The content-delivery market has exploded in the year since Akamai hit the scene, spawning a host of companies and, more recently, a series of big-name alliances that are pushing competing standardization efforts. This skirmishing could work against a new company like Edgix, which is entering a market that has already advanced well beyond its first stages.

But while Edgix performs much the same functions as the others, its business model and clientele are different--a fact it hopes will help it jump-start its entry into the market without treading on the market leaders' toes.

Most content-distribution companies offer a simple proposition to Web site operators: Sign up, and the content-distribution company will spread much of the site's content to an array of servers located as physically close as possible to individual Web surfers.

Edgix works along much the same principles, but with its service geared much more toward the needs of ISPs.

The service providers gain some value from hosting Akamai servers, because it makes their customers' downloads faster for a few sites and can substantially cut bandwidth costs.

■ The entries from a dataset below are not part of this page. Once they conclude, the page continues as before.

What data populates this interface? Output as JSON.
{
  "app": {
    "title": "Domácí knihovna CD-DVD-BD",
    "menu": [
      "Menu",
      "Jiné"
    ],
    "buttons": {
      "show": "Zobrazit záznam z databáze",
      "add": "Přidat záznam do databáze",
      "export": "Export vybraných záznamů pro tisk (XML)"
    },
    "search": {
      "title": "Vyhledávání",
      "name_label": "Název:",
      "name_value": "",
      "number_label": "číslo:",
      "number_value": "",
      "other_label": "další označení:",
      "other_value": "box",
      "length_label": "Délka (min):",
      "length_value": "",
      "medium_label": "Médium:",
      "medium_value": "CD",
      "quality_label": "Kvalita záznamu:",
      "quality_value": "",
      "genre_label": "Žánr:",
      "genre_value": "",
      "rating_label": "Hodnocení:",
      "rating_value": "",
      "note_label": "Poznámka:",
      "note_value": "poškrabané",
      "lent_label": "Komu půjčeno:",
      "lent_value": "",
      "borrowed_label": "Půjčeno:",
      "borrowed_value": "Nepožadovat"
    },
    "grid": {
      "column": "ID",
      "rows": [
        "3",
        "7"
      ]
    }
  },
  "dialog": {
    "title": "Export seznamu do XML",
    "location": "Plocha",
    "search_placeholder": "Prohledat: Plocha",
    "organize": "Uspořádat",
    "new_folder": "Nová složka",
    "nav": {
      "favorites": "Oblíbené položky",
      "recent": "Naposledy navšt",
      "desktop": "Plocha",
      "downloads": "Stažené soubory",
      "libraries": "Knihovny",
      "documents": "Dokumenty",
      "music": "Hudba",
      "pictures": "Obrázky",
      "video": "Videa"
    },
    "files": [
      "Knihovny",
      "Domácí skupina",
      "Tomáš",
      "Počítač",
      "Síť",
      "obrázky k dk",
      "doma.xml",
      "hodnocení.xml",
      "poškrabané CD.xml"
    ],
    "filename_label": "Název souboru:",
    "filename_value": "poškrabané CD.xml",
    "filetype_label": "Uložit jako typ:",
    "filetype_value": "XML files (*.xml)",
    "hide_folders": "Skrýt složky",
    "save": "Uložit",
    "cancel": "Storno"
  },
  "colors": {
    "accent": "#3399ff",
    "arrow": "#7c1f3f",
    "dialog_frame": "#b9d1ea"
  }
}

But Edgix allows the ISPs to focus this Net-speeding effect on the content most popular with their own customers.

The company's software determines which Web sites are the most popular in a given geographic area and then caches much of that in local servers. The data is sent to the ISP's caches via a third-party satellite connection, avoiding network snarls as much as possible.

"The trick is figuring out how to bridge the gap between content and eyeballs," said Abhi Chaki, the company's vice president of business development. "The market that has been very underserved here has been the access side. These are the guys with the eyeballs."

The model has drawn enough attention to justify a second financing round of $50 million, led by Chase Capital Partners.

Executives say they're not getting involved in any of the content-distribution alliances that have developed around Cisco Systems and Inktomi but will watch these movements develop as the market evolves.

"We're open to exploring the different alliances that have cropped up," Chaki said. "But we want to wait and see what happens in the market."